A Creationist Comments

Friday, October 22, 2004

Cambrian Fossils of Chengjiang, China

Nature_ v. 430, 22 July 2004, p. 405, "A window on early animal evolution" by Zhe-Xi Luo is a review of _The Cambrian Fossils of Chengjiang, China: The Flowering of Early Animal Life" by Xian-Guang Hou, _et al.

"In the early Cambrian period (544 million to 520 million years ago) there was agreat evolutionary radiation of animal life. Within a short geological time, the vast majority of modern animal phyla (groups defined by their distiinctive body plans) appeared in the fossil record worldwide."

All creationists should know these basic facts about the "Cambrian explosion." Evolutionists are busy trying to explain away their beloved fossil record on this point, trying to come up with a convincing explanation why all these different and distinct body plans don't show up at all before, and then all show up virtually at once in this set of deposits.

Besides, you may surprise an evolutionist who doesn't know about it. I once caught a professor who had confused (in his newspaper column attacking creationists) the Cambrian explosion with the Permian-Triassic extinction!

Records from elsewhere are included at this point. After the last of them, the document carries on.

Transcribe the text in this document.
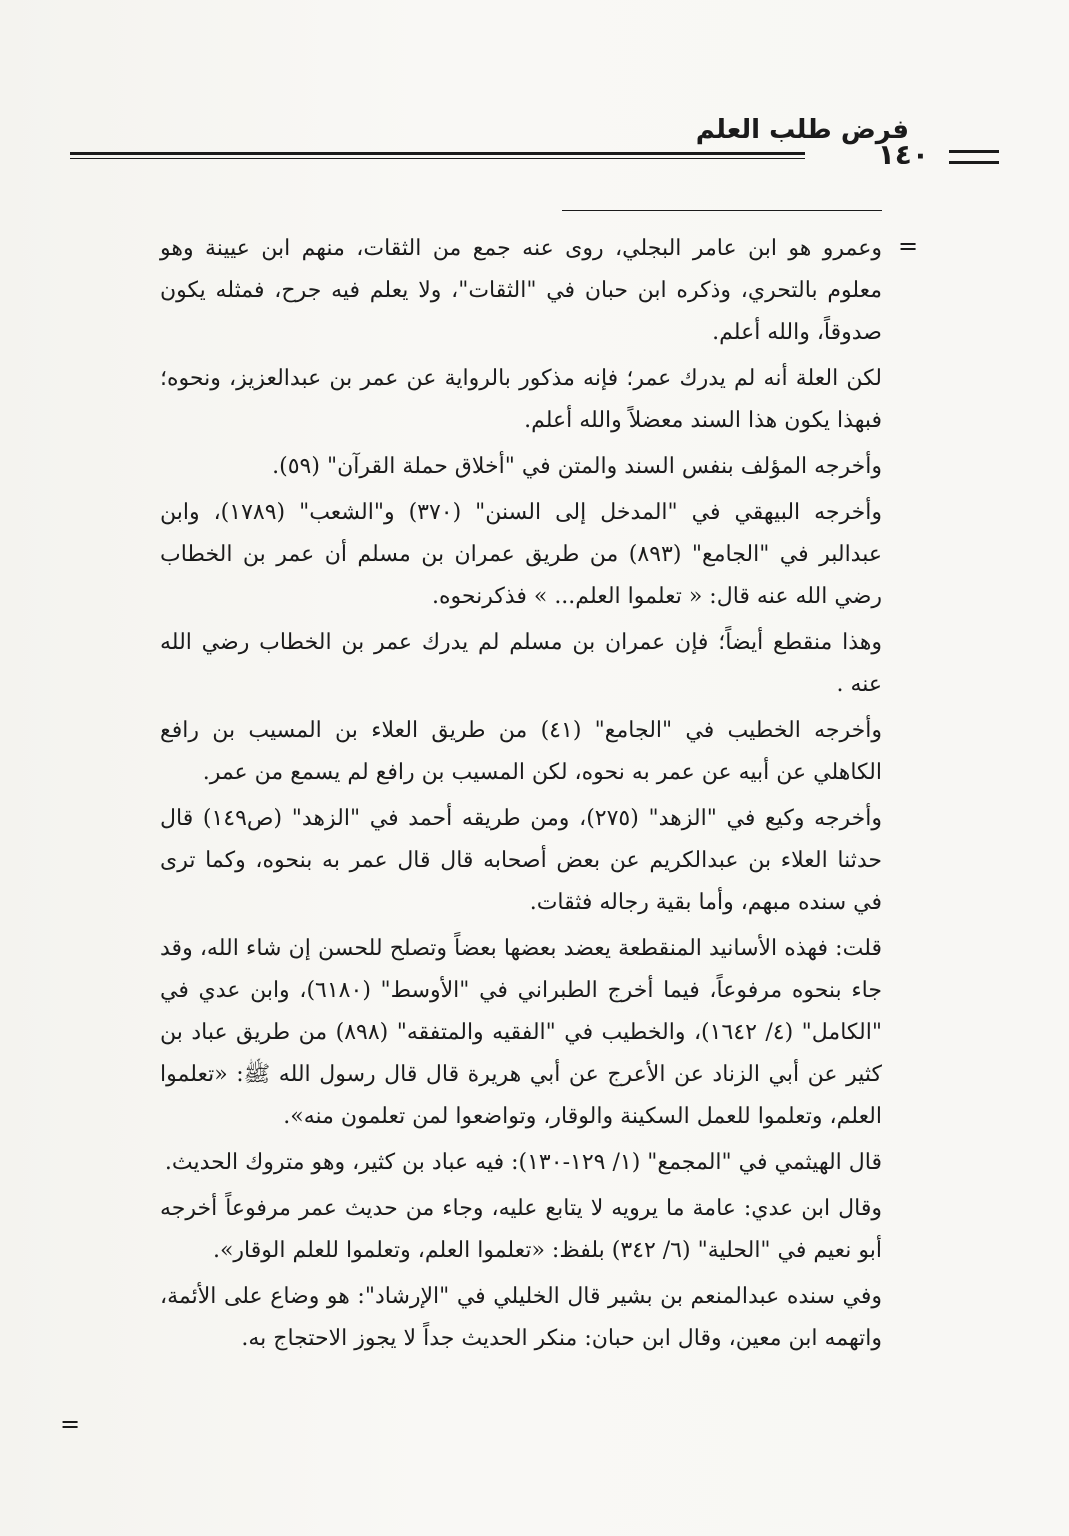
فرض طلب العلم
١٤٠
=

وعمرو هو ابن عامر البجلي، روى عنه جمع من الثقات، منهم ابن عيينة وهو معلوم بالتحري، وذكره ابن حبان في "الثقات"، ولا يعلم فيه جرح، فمثله يكون صدوقاً، والله أعلم.

لكن العلة أنه لم يدرك عمر؛ فإنه مذكور بالرواية عن عمر بن عبدالعزيز، ونحوه؛ فبهذا يكون هذا السند معضلاً والله أعلم.

وأخرجه المؤلف بنفس السند والمتن في "أخلاق حملة القرآن" (٥٩).

وأخرجه البيهقي في "المدخل إلى السنن" (٣٧٠) و"الشعب" (١٧٨٩)، وابن عبدالبر في "الجامع" (٨٩٣) من طريق عمران بن مسلم أن عمر بن الخطاب رضي الله عنه قال: « تعلموا العلم... » فذكرنحوه.

وهذا منقطع أيضاً؛ فإن عمران بن مسلم لم يدرك عمر بن الخطاب رضي الله عنه .

وأخرجه الخطيب في "الجامع" (٤١) من طريق العلاء بن المسيب بن رافع الكاهلي عن أبيه عن عمر به نحوه، لكن المسيب بن رافع لم يسمع من عمر.

وأخرجه وكيع في "الزهد" (٢٧٥)، ومن طريقه أحمد في "الزهد" (ص١٤٩) قال حدثنا العلاء بن عبدالكريم عن بعض أصحابه قال قال عمر به بنحوه، وكما ترى في سنده مبهم، وأما بقية رجاله فثقات.

قلت: فهذه الأسانيد المنقطعة يعضد بعضها بعضاً وتصلح للحسن إن شاء الله، وقد جاء بنحوه مرفوعاً، فيما أخرج الطبراني في "الأوسط" (٦١٨٠)، وابن عدي في "الكامل" (٤/ ١٦٤٢)، والخطيب في "الفقيه والمتفقه" (٨٩٨) من طريق عباد بن كثير عن أبي الزناد عن الأعرج عن أبي هريرة قال قال رسول الله ﷺ: «تعلموا العلم، وتعلموا للعمل السكينة والوقار، وتواضعوا لمن تعلمون منه».

قال الهيثمي في "المجمع" (١/ ١٢٩-١٣٠): فيه عباد بن كثير، وهو متروك الحديث.

وقال ابن عدي: عامة ما يرويه لا يتابع عليه، وجاء من حديث عمر مرفوعاً أخرجه أبو نعيم في "الحلية" (٦/ ٣٤٢) بلفظ: «تعلموا العلم، وتعلموا للعلم الوقار».

وفي سنده عبدالمنعم بن بشير قال الخليلي في "الإرشاد": هو وضاع على الأئمة، واتهمه ابن معين، وقال ابن حبان: منكر الحديث جداً لا يجوز الاحتجاج به.

=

It's especially interesting that, not only are all the extant basic body plans found in these deposits, but also several more, that have since gone extinct. "Several organisms from Chengjiang are so extraordinary that they cannot easily be placed in any modern animal phylum."

One kind "looks like a crustacean, judging by its tail, but has gill slits that some palaeontologists would argue indicate chordate affinities," and in a research paper in this article, they're placed as branching from the common ancestor of all "deuterostomes," which includes the echinoderms such as sea cucumbers and starfish (see Figure 4 on p. 428).

While other sites also have many forms of life in Cambrian strata, of course the Chinese argue that "the presence of new species of the earliest vertebrates and their putative chordate and deuterostome relatives that are not known elsewhere" shows that "Chengjiang really is a cradle of early chordate evolution."